Il y a pour se remonter le moral le succès du Rafale. Les ailes françaises portent toujours plus haut le savoir-faire de nos ingénieurs et des entreprises susceptibles de leur être associées, Thalès Avionique ou Thalès-Dassault Electronique (en partie héritières de l’ancienne Alcatel, ne retournons pas le couteau dans la plaie).
L’aéronautique militaire, l’emblème économique du Bordeaux des années 60, s’était résignée à s’incliner devant la gloire de Toulouse et de ses unités de production géantes. La saga d’Airbus, réussissant l’impensable, détrôner la toute-puissance de Boeing, rendait moins amères les réminiscences des grandes années des usines de Mérignac, celles des Mirages, III, F1, 2000, qu’adoucissaient à peine la réussite du jet d’affaire Falcon.
Et puis, en cette année 2015, soudain l’horizon s’éclaircit pour le Rafale, le « meilleur avion du monde » selon les officiels français, ce que confirment des spécialistes britanniques, que l’on ne peut rarement suspecter de francophilie excessive. Les démonstrations d’efficacité des appareils français en conditions réelles de combat ont été redoutables, en Lybie, au Mali ou plus récemment en Irak. Peu de forces aériennes sont aujourd’hui capables de mener des missions aussi délicates, pour certaines d’entre elles du fait de l’éloignement exceptionnel des cibles atteintes. Dans un contexte de tensions géopolitiques croissantes et de retournements spectaculaires de la politique extérieure américaine (avec l’Iran notamment), les obstacles ultimes ont été levés et les contrats attendus depuis plus de quinze ans se concluent les uns après les autres. D’abord une vente de 24 exemplaires à l’Egypte, suivie quelques jours plus tard de celle de 36 avions à l’Inde. Certes, les revirements de dernière minute ne sont pas à exclure dans des domaines aussi sensibles, mais il n’empêche : la technologie française a le vent en poupe, et d’autres clients potentiels comme le Qatar pourraient se décider à leur tour.

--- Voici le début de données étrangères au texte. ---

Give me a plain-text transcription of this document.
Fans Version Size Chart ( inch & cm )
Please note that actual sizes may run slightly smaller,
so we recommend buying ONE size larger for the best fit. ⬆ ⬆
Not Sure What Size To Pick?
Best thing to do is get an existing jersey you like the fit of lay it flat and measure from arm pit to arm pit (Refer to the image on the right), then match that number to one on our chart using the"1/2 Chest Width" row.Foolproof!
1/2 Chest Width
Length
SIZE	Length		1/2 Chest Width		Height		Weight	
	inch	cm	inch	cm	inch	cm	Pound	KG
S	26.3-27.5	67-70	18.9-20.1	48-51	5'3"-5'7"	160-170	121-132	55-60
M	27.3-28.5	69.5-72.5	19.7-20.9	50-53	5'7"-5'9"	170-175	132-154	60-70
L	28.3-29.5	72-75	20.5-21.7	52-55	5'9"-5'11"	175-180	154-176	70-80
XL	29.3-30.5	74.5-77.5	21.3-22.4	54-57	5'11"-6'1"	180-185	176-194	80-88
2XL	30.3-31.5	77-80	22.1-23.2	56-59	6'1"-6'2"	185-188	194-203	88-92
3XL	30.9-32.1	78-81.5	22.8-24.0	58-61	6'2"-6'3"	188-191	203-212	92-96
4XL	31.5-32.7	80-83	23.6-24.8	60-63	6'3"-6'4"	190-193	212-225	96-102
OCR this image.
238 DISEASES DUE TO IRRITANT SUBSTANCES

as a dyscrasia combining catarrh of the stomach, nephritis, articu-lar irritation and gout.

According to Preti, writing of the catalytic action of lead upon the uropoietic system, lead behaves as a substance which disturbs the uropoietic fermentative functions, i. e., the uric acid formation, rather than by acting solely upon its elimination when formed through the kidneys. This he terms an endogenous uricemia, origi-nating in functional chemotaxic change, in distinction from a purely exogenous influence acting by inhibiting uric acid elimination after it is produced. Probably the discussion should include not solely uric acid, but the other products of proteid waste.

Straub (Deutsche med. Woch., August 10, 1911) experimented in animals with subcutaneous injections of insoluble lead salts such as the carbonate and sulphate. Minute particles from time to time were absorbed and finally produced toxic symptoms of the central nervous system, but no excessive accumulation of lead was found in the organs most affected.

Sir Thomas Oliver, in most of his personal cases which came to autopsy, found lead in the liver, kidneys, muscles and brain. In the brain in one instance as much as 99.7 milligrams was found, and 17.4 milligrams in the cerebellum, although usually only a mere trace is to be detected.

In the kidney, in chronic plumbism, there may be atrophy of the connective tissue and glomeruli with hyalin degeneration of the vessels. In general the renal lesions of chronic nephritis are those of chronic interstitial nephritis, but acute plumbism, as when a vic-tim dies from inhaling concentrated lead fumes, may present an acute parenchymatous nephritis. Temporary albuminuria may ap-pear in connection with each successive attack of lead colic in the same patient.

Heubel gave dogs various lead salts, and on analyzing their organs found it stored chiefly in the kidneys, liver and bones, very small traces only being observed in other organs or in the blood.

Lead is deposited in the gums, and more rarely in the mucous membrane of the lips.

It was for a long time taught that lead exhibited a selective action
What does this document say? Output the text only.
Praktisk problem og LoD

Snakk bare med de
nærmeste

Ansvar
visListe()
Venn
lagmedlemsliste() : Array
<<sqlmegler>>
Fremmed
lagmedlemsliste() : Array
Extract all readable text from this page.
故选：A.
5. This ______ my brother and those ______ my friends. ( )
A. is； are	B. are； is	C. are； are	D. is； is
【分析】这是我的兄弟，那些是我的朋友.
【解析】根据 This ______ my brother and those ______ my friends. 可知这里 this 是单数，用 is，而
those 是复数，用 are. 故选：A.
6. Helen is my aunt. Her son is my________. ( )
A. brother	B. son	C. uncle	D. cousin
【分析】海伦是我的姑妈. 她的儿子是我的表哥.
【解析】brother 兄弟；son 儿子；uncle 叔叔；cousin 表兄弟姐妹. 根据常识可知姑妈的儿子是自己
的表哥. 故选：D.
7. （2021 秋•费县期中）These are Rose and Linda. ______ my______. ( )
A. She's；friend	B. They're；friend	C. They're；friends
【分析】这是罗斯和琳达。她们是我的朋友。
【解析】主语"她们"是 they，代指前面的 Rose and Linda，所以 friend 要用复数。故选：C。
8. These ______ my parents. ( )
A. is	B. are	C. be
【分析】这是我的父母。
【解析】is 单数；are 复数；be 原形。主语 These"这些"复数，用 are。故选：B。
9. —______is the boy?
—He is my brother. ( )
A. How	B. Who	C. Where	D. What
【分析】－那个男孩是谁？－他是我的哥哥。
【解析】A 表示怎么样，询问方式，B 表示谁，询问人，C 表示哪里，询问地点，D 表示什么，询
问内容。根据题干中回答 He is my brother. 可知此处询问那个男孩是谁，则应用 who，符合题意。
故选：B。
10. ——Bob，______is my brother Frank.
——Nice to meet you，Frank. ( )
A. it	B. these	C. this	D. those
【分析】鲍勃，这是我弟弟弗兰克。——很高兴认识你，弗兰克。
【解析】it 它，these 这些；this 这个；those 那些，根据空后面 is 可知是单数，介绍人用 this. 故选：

A la clef de ces bonnes nouvelles, ce sont des promesses de milliards d’euros restaurant la balance commerciale française, de milliers d’emplois, d’une spirale favorable pour la recherche et l’innovation dans un secteur de pointe aux retombées importantes. Ces aubaines, la France les doit donc à un jeune homme ayant fêté ses vingt ans … en 1912. Le Rafale fut en effet l’un des derniers dossiers sur lesquels Marcel Dassault en personne (né en 1892), imposa sa vision d’un avion totalement polyvalent. On imagine quel triomphal billet posthume il écrirait dans son journal Jour de France, plus de quarante ans après avoir lancé les premières études pour la réalisation du prototype qu’il défendit envers et contre tous.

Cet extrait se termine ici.